Extract schema.org, Open Graph, and JSON-LD metadata from web pages for indexing
Uses extruct to pull machine-readable metadata from raw HTML so an agent can classify, deduplicate, or enrich pages without brittle full-page parsing. It is best for metadata harvesting workflows, not for crawling an entire site or rendering JavaScript-heavy pages.
npx skills add agentskillexchange/skills --skill extract-schema-org-open-graph-and-json-ld-metadata-from-web-pages-for-indexing
This ASE entry is built around extruct, the metadata extraction library published from the scrapinghub/extruct repository. The agent behavior is specific: fetch or receive HTML, extract structured metadata formats such as schema.org, Open Graph, JSON-LD, RDFa, microdata, and related signals, then hand those fields into an indexing, enrichment, or QA pipeline. That makes it useful when an agent needs structured page facts without depending on fragile CSS selectors or trying to infer metadata from raw visible text alone.
What this skill actually does
Use this when the job is metadata harvesting from known pages. An agent might apply it while building a content index, validating publisher markup, enriching a dataset, deduplicating URLs, or preparing inputs for search and recommendation systems. It is the right tool when you already have page HTML or a fetcher in place and the next step is to turn embedded metadata into normalized records. It is not the right tool for full-browser automation or broad site crawling by itself.
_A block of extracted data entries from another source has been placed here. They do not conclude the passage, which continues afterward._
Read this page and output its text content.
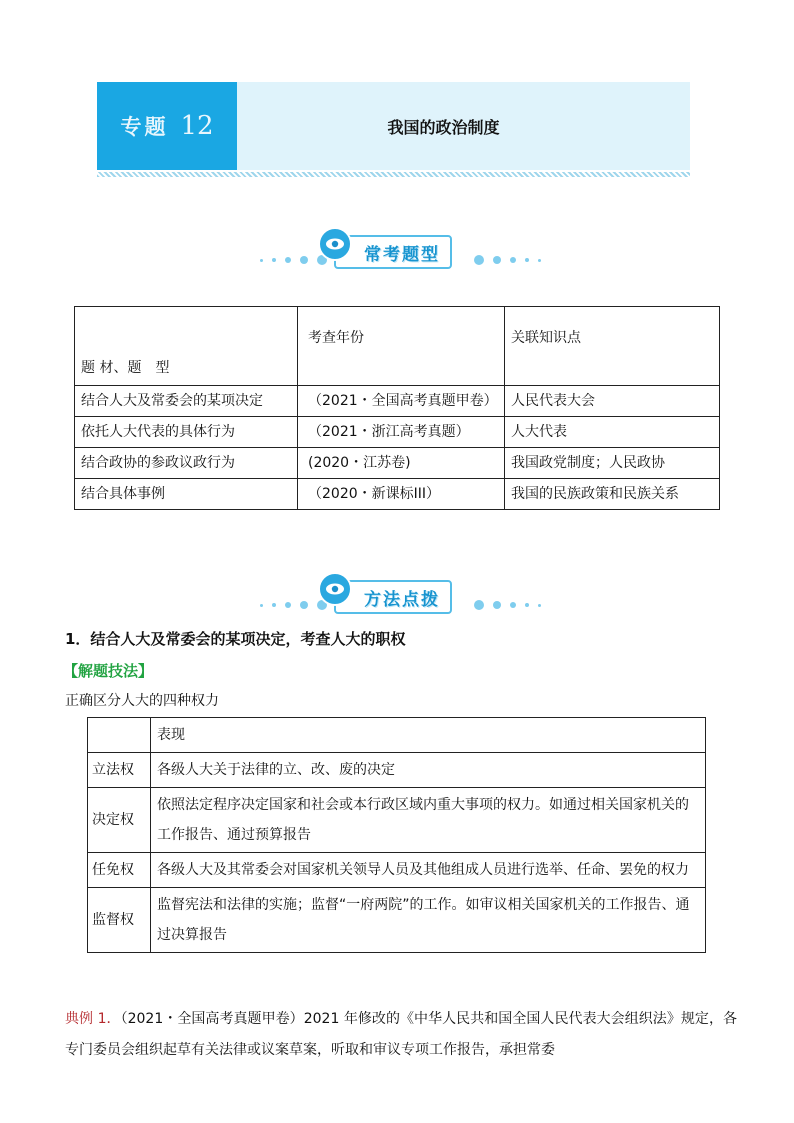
专题 12	我国的政治制度
常考题型
题 材、题　型	考查年份	关联知识点
结合人大及常委会的某项决定	（2021・全国高考真题甲卷）	人民代表大会
依托人大代表的具体行为	（2021・浙江高考真题）	人大代表
结合政协的参政议政行为	(2020・江苏卷)	我国政党制度；人民政协
结合具体事例	（2020・新课标III）	我国的民族政策和民族关系
方法点拨
1．结合人大及常委会的某项决定，考查人大的职权
【解题技法】
正确区分人大的四种权力
	表现
立法权	各级人大关于法律的立、改、废的决定
决定权	依照法定程序决定国家和社会或本行政区域内重大事项的权力。如通过相关国家机关的工作报告、通过预算报告
任免权	各级人大及其常委会对国家机关领导人员及其他组成人员进行选举、任命、罢免的权力
监督权	监督宪法和法律的实施；监督“一府两院”的工作。如审议相关国家机关的工作报告、通过决算报告
典例 1．（2021・全国高考真题甲卷）2021 年修改的《中华人民共和国全国人民代表大会组织法》规定，各专门委员会组织起草有关法律或议案草案，听取和审议专项工作报告，承担常委
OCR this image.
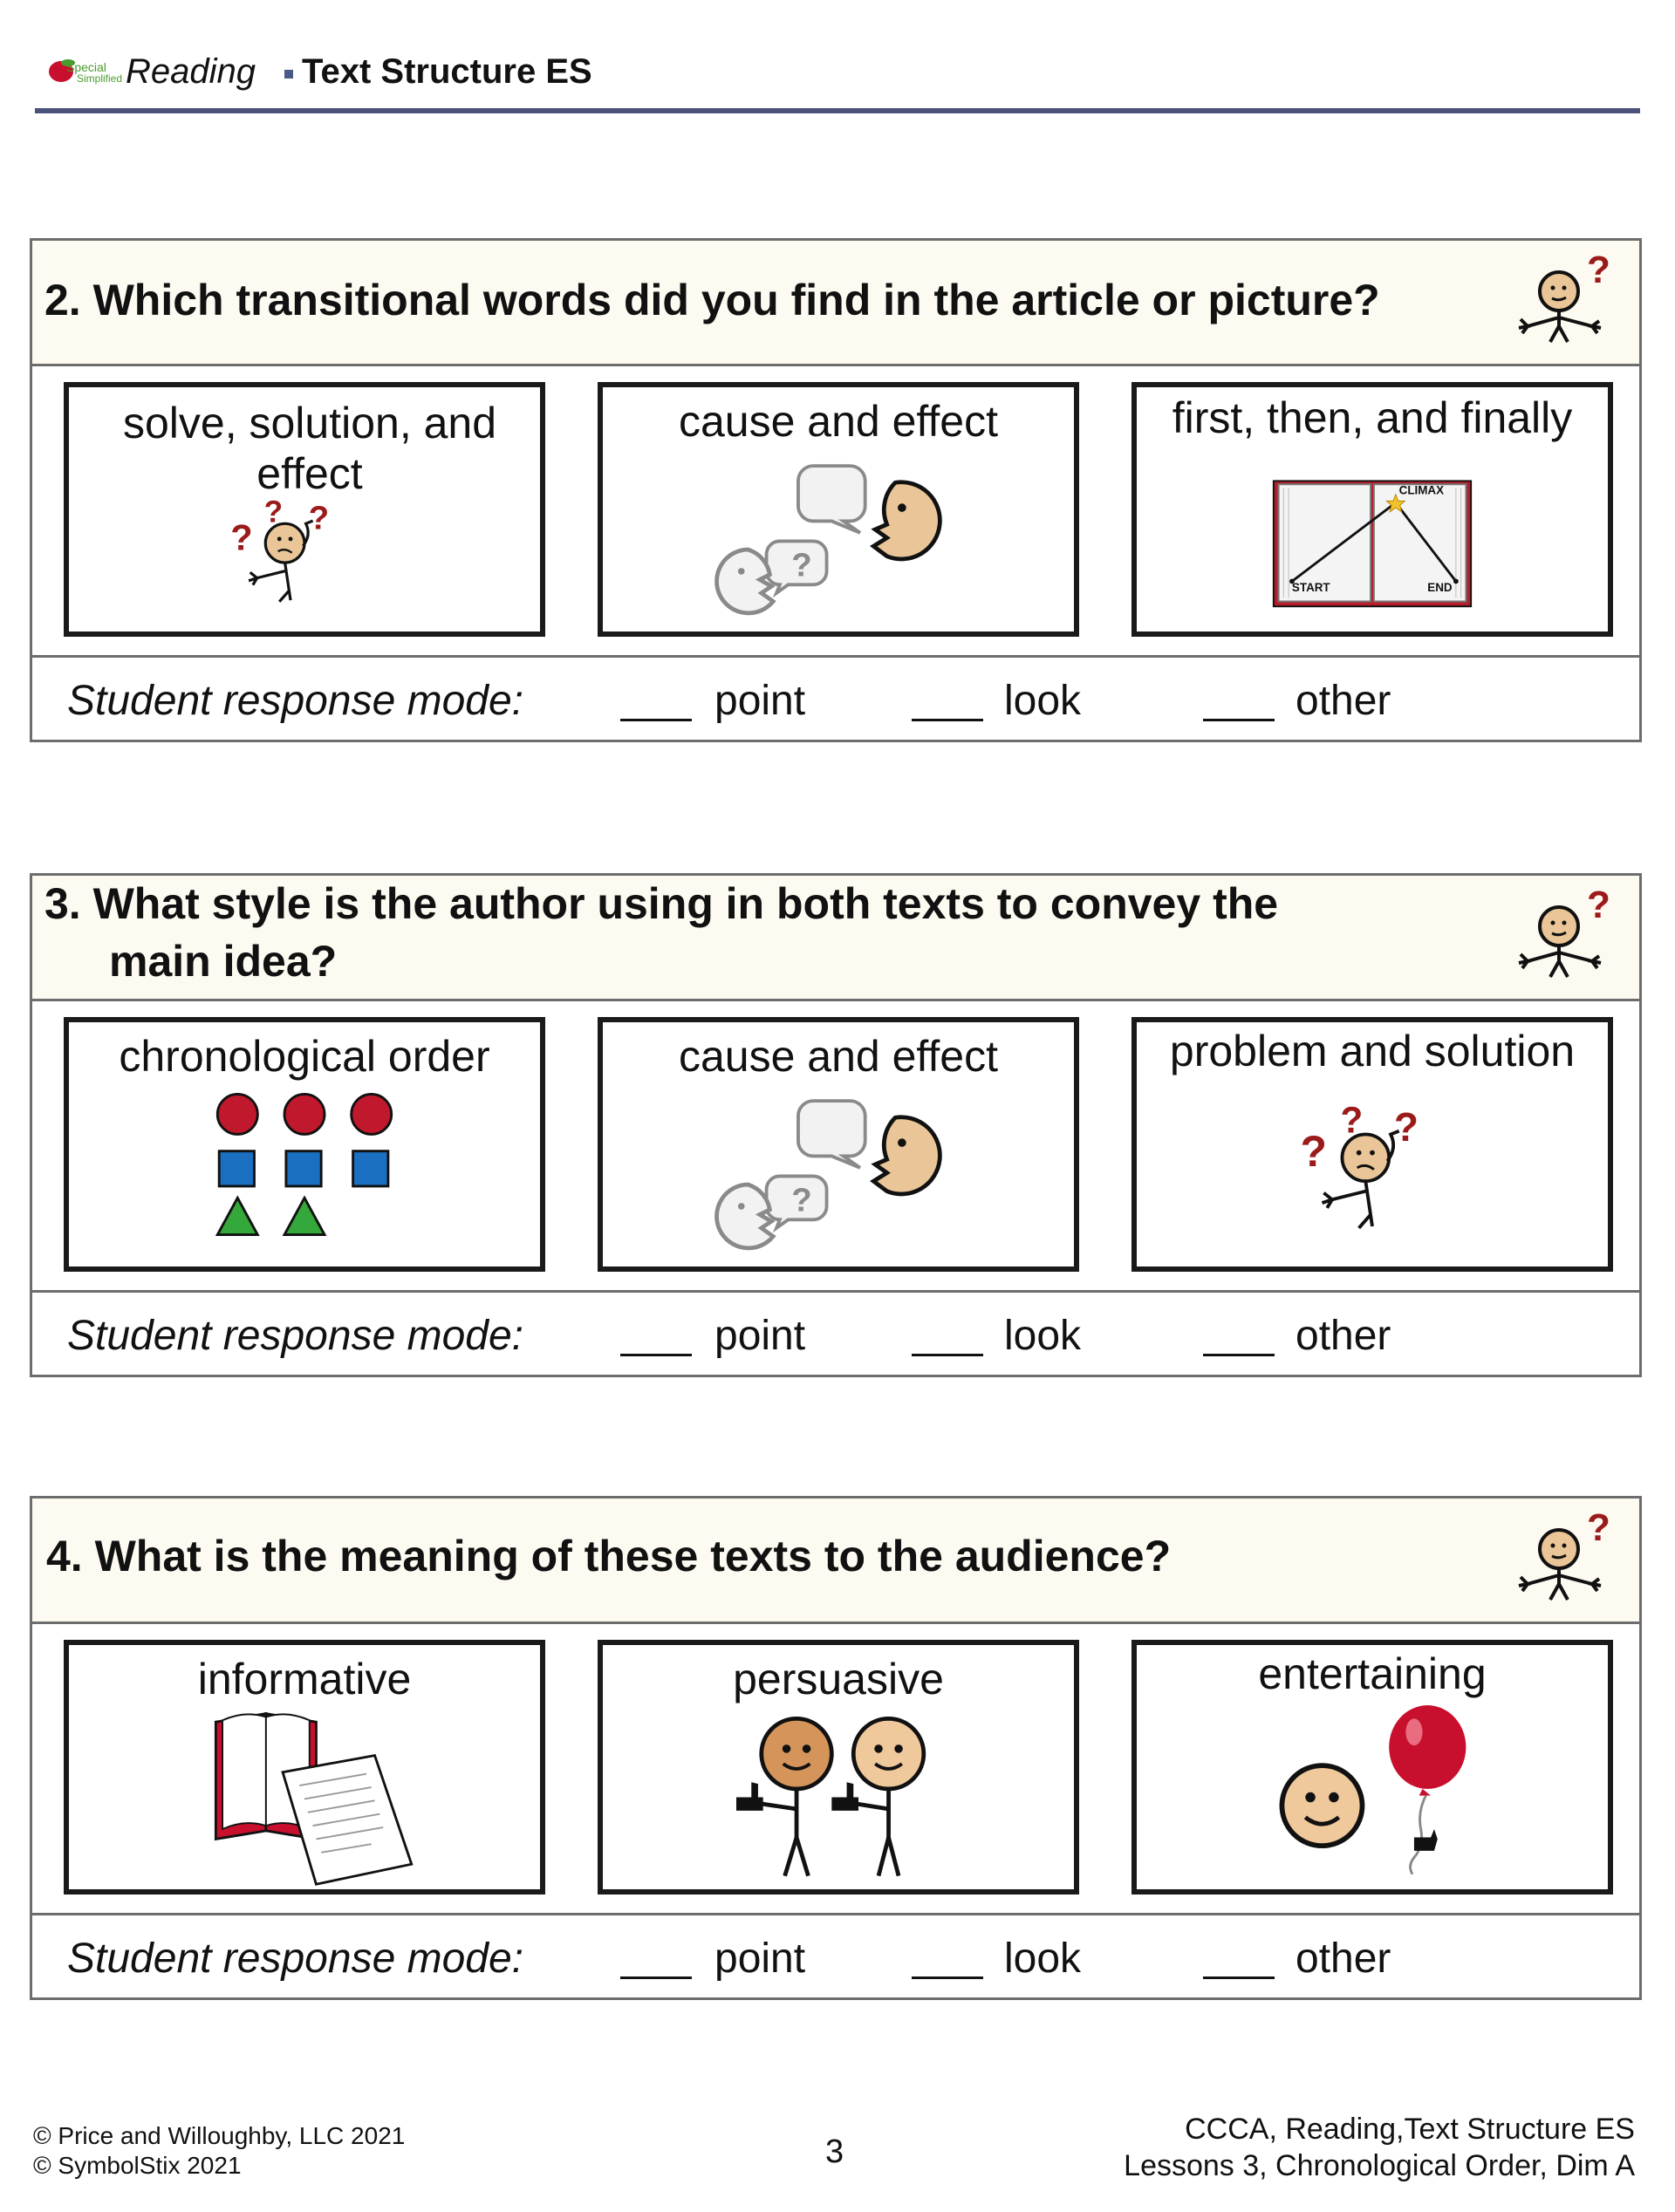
Special
Simplified Reading Text Structure ES
2. Which transitional words did you find in the article or picture?
solve, solution, and effect
cause and effect	first, then, and finally
CLIMAX
START	END
Student response mode:	point	look	other
3. What style is the author using in both texts to convey the
main idea?
chronological order	cause and effect	problem and solution
Student response mode:	point	look	other
4. What is the meaning of these texts to the audience?
informative	persuasive	entertaining
Student response mode:	point	look	other
© Price and Willoughby, LLC 2021
© SymbolStix 2021	3
CCCA, Reading,Text Structure ES
Lessons 3, Chronological Order, Dim A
The scope boundary is what makes this skill-shaped instead of product-shaped. This is not a generic scraping platform entry, not a headless browser, and not a full crawler card. The job-to-be-done is extracting embedded metadata from pages that have already been fetched. Integration points include Python fetchers, Scrapy-style pipelines, research bots, indexing jobs, link-preview validation, and content quality checks that need structured metadata fields as inputs for downstream decisions.